Остыл утюг, устала старуха. Отдыхает, гладкое личико лаская корявыми пальцами. Минуту отдыхает, другую...
Над домом жутко загудело что-то немое. Зовет старуху. Поднялась она босая, прошлепала на кухню. Там семенем белены, как кремом, намазала руки, потом смыла все прокисшим киселем, на свет луны
кисти вынесла, к окну. Красота! Лишь пальчики больно коротки, да ногти-когти кривятся.
Ухнуло за стеной болотно, засвистело по-милицейски, только жалобно.
-Иду уж, - бормочет старуха. - Иду.
Свистнуло ближе, будто
под крышей.
- Свист в доме - деньги на соломе, -
хрипит бабка, вытаскивая из сундука метлу. - Горят легко, от кармана далеко. Кто же это балует? Неуж-то хозяин?
Отпустила крышку. Закрылась крышка мягко, как перину
прихлопнула.
Хвост метлы сбрызнула старуха внучкиными духами.

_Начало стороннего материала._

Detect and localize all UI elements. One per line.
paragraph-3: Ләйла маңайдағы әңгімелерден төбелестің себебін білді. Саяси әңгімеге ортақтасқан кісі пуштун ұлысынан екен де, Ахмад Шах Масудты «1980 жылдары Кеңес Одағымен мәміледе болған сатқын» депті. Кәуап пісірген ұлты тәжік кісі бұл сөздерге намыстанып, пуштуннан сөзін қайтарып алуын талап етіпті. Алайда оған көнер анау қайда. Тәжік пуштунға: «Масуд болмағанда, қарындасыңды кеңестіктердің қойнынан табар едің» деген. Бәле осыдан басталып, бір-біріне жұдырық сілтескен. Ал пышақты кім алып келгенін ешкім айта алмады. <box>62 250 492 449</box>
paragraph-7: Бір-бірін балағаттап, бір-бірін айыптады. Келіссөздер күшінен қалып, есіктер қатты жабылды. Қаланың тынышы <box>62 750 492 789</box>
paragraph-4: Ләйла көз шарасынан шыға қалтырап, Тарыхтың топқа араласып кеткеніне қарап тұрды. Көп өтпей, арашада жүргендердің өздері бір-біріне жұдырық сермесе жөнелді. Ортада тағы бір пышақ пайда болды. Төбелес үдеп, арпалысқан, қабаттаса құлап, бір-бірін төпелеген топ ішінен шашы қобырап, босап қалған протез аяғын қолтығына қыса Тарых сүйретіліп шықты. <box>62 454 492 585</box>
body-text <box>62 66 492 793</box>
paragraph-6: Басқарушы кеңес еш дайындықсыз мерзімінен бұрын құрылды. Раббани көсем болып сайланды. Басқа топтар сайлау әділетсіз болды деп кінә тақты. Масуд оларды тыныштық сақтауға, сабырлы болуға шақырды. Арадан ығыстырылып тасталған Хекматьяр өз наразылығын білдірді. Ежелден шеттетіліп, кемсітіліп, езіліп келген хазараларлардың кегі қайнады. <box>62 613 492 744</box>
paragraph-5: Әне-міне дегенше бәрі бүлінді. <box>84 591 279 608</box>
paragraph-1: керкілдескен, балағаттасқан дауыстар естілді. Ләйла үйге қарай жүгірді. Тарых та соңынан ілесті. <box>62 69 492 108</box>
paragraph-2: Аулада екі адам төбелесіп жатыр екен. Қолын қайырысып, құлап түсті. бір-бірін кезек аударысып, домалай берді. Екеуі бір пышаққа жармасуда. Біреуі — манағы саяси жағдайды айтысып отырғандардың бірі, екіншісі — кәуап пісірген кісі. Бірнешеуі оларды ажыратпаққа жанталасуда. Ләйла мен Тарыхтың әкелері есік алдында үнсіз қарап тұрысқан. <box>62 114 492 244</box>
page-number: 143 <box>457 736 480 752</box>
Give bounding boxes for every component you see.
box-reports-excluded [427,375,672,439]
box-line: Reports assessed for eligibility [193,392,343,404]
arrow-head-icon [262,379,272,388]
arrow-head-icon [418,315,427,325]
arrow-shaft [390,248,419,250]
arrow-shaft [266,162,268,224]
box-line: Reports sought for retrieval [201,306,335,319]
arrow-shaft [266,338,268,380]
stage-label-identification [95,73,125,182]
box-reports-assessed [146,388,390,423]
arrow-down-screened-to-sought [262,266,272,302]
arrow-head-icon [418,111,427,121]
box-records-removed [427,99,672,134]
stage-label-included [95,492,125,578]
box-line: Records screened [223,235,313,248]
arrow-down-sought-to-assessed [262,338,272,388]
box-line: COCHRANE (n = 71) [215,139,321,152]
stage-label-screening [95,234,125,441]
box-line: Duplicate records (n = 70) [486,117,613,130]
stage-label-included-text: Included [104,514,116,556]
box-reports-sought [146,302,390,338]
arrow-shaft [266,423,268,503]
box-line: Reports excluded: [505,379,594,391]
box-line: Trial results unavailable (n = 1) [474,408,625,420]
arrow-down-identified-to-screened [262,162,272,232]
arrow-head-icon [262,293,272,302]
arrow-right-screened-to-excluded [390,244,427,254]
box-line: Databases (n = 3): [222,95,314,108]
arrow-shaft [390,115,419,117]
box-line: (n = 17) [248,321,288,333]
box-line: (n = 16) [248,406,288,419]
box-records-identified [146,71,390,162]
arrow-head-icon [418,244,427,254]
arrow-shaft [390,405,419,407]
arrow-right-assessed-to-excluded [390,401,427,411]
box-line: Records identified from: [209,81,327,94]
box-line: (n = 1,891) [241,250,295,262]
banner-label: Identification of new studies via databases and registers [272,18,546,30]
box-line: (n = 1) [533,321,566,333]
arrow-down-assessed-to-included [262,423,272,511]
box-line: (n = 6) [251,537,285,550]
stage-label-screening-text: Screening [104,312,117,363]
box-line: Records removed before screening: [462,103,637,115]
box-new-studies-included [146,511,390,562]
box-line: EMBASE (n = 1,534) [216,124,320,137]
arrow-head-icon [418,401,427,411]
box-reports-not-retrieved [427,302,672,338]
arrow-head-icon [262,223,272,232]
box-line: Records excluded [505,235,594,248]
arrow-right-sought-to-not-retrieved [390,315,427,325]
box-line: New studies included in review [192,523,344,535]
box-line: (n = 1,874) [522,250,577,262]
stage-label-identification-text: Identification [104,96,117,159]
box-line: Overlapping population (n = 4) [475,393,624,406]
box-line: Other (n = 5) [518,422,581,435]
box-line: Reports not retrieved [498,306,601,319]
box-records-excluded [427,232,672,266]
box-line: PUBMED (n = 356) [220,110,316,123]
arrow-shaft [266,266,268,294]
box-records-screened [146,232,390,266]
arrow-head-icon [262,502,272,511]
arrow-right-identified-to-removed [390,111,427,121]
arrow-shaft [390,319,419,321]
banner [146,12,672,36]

Внюхалась, перхнула довольно. Длинную' юбку завязала узлом между ног. Виляя тяжелым задом,
открыла заслонки печи.
- Лечу! - выдохнула старуха и, оседлав метлу,
ввинтилась в погасшее жерло. - Лечу! Лечу... Ле...
Все тише и тише над домом. Только башмак старухи свалился,
прогрохотал по железной крыше, упал в спелую клубнику.
Спят дочери старой, внуки спят, спят чужие.
Все спят. Тихо. Совсем тихо…
Сверху признала бабка хозяина по голубой плеши. Хозяин на пне карты
раскладывал. Светились короли, тузы, дамы чудным светом, а вокруг карт
толпилось старухино время; скрипело, сморкалось, кашляло.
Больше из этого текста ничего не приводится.